3. The interface board is provided with various data interfaces, so that the connection of various different laboratory instruments can be realized, and the compatibility is strong.

4. The data communication state between direct signal switch through inside host computer and the laboratory instrument, the simple operation, response speed is fast, and the ageing is strong.

5. The communication data of the laboratory instrument is acquired and analyzed, so that the working state of the laboratory instrument is judged and the fault is diagnosed, and the real-time monitoring and the remote diagnosis of the working state of the laboratory instrument are completed.

While the foregoing is directed to the preferred embodiment of the present invention, it will be understood by those skilled in the art that various changes and modifications may be made without departing from the spirit and scope of the invention.

Claims

1. The instrument interface data monitoring device is characterized in that the instrument interface data monitoring device is arranged between a laboratory instrument and an upper computer;

the instrument interface data monitoring device comprises: the main board is connected with the interface board;

and the mainboard control unit is used for sending the communication data to the remote service terminal through the wireless communication module.

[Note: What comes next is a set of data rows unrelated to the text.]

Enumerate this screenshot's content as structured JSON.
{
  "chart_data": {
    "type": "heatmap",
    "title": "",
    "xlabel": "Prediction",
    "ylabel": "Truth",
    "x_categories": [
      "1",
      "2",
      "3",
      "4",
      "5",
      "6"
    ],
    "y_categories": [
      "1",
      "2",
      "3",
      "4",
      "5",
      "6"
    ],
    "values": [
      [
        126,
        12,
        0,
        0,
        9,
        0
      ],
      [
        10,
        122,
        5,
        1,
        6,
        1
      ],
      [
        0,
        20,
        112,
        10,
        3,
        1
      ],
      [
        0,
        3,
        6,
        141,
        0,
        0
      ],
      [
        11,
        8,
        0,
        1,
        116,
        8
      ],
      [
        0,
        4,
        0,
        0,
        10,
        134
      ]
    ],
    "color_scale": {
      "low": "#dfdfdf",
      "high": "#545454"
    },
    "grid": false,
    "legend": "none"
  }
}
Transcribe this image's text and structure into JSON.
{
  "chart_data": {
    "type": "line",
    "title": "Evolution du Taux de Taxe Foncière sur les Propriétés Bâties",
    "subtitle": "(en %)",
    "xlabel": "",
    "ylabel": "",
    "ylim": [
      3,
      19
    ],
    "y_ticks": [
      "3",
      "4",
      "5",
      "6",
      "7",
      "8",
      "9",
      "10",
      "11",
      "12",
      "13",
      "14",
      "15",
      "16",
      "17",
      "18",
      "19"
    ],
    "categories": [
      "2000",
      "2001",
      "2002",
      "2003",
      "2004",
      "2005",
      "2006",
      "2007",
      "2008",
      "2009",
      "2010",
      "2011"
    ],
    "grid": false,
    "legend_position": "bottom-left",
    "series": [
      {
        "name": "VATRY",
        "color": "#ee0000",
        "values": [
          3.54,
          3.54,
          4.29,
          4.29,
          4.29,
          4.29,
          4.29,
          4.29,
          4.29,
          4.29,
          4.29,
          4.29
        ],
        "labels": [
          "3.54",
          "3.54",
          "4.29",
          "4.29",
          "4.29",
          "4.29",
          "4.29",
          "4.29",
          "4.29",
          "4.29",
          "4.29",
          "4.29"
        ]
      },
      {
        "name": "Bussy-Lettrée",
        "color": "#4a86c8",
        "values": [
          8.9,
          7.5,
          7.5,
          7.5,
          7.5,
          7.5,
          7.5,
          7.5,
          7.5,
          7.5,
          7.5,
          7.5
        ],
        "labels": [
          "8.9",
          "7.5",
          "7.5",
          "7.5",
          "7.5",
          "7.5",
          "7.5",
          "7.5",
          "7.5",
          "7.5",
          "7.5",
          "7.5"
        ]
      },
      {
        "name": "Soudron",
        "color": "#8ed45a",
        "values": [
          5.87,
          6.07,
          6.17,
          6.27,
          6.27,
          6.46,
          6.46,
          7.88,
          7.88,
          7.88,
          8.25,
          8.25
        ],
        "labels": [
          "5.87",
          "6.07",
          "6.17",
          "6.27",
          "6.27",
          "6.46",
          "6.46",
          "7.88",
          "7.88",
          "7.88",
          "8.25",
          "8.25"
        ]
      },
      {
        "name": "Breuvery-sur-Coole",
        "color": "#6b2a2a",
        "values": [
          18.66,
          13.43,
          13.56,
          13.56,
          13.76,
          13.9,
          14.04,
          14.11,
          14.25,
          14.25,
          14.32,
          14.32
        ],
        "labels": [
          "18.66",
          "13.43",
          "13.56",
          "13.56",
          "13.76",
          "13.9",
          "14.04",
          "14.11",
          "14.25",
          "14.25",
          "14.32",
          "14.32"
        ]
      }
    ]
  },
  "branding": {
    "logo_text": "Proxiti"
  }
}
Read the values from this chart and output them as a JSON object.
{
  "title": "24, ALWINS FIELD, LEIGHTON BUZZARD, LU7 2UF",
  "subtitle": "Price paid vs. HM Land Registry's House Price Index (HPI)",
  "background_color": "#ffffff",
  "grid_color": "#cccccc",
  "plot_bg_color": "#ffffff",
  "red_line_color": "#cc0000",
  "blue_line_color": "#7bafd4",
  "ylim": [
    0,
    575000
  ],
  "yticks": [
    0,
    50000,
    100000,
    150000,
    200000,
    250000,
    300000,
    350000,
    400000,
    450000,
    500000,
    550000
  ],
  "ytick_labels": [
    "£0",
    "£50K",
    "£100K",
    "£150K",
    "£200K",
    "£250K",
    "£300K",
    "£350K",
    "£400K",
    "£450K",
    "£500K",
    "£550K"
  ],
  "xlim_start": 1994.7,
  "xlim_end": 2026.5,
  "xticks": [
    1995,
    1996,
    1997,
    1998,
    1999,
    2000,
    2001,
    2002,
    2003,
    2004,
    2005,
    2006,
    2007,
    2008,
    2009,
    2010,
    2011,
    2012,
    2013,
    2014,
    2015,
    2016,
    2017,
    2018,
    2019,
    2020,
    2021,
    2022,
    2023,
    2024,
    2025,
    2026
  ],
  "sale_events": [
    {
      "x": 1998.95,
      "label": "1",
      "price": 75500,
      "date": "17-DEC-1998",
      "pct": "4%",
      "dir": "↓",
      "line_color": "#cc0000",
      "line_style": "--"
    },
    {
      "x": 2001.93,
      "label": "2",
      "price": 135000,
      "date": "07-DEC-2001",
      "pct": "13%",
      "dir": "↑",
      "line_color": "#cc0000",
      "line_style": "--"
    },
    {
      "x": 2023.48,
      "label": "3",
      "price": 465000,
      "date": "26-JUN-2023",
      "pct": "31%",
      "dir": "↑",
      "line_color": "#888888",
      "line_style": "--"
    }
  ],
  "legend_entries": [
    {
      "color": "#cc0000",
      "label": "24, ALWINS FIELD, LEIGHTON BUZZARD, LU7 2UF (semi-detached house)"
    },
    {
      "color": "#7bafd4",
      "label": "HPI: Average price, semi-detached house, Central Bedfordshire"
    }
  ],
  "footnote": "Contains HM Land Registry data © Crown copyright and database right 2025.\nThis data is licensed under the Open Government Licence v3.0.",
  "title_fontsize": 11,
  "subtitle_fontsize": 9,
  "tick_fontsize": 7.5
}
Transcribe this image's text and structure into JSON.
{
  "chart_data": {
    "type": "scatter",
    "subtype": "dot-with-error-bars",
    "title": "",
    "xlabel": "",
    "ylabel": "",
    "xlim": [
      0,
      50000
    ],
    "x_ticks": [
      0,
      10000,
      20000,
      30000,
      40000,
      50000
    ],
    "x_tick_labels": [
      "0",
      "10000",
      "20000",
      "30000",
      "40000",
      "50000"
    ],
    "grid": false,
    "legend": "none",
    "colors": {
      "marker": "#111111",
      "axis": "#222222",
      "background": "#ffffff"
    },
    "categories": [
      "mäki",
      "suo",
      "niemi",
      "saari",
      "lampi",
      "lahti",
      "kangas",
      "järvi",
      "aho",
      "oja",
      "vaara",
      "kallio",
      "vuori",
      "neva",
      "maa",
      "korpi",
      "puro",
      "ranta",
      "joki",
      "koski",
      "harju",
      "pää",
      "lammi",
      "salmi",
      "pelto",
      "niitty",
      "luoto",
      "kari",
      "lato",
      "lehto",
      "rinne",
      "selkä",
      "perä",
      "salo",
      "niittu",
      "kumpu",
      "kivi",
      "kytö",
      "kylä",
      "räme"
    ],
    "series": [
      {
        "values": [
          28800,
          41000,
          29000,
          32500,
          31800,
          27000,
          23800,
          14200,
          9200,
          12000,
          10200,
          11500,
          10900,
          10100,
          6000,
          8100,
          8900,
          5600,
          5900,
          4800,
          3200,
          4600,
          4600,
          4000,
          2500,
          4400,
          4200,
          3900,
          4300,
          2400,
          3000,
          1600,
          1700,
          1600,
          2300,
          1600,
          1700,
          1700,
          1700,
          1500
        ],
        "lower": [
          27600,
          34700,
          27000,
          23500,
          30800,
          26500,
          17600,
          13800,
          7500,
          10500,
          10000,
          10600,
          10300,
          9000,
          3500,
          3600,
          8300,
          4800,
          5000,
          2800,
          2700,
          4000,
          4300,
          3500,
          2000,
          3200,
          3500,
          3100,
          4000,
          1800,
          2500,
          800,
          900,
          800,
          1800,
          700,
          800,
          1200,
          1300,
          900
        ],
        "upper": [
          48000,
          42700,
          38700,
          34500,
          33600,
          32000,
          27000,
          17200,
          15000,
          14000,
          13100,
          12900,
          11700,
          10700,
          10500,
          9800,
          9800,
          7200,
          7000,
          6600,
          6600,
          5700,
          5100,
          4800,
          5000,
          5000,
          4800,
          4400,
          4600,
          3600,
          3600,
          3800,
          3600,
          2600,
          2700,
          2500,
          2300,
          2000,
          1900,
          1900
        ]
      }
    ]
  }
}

2. The instrument interface data monitoring device of claim 1 wherein the interface board comprises a first interface board, the first interface board comprising: the interface device comprises a first interface board control unit, a first signal switch, a first RS232 interface, a second RS232 interface, a first RS232 interface level conversion chip and a second RS232 interface level conversion chip;

3. The instrument interface data monitoring device of claim 2 wherein the first interface board further comprises: the first signal switch, the first Ethernet interface, the second Ethernet interface, the first Ethernet interface chip and the second Ethernet interface chip are connected with the first signal switch;

4. The instrument interface data monitoring device of claim 3 wherein said interface board further comprises: a second interface board, the second interface board comprising: the first interface board control unit, the first signal switch, the first USB interface, the second USB interface, the first USB interface chip and the second USB interface chip;

5. The instrument interface data monitoring device of claim 4 wherein the second interface board further comprises: the fourth signal switch, the first GPIB interface, the second GPIB interface, the first GPIB interface logic chip and the second GPIB interface logic chip;

6. The instrument interface data monitoring device of claim 5 wherein the first interface board and the second interface board further comprise: a local firmware upgrade port.

7. The instrument interface data monitoring device of claim 1 wherein said motherboard further comprises: the USB-HID host chip is connected with the mainboard control unit; the USB-HID host chip is used for being connected with an external card reader.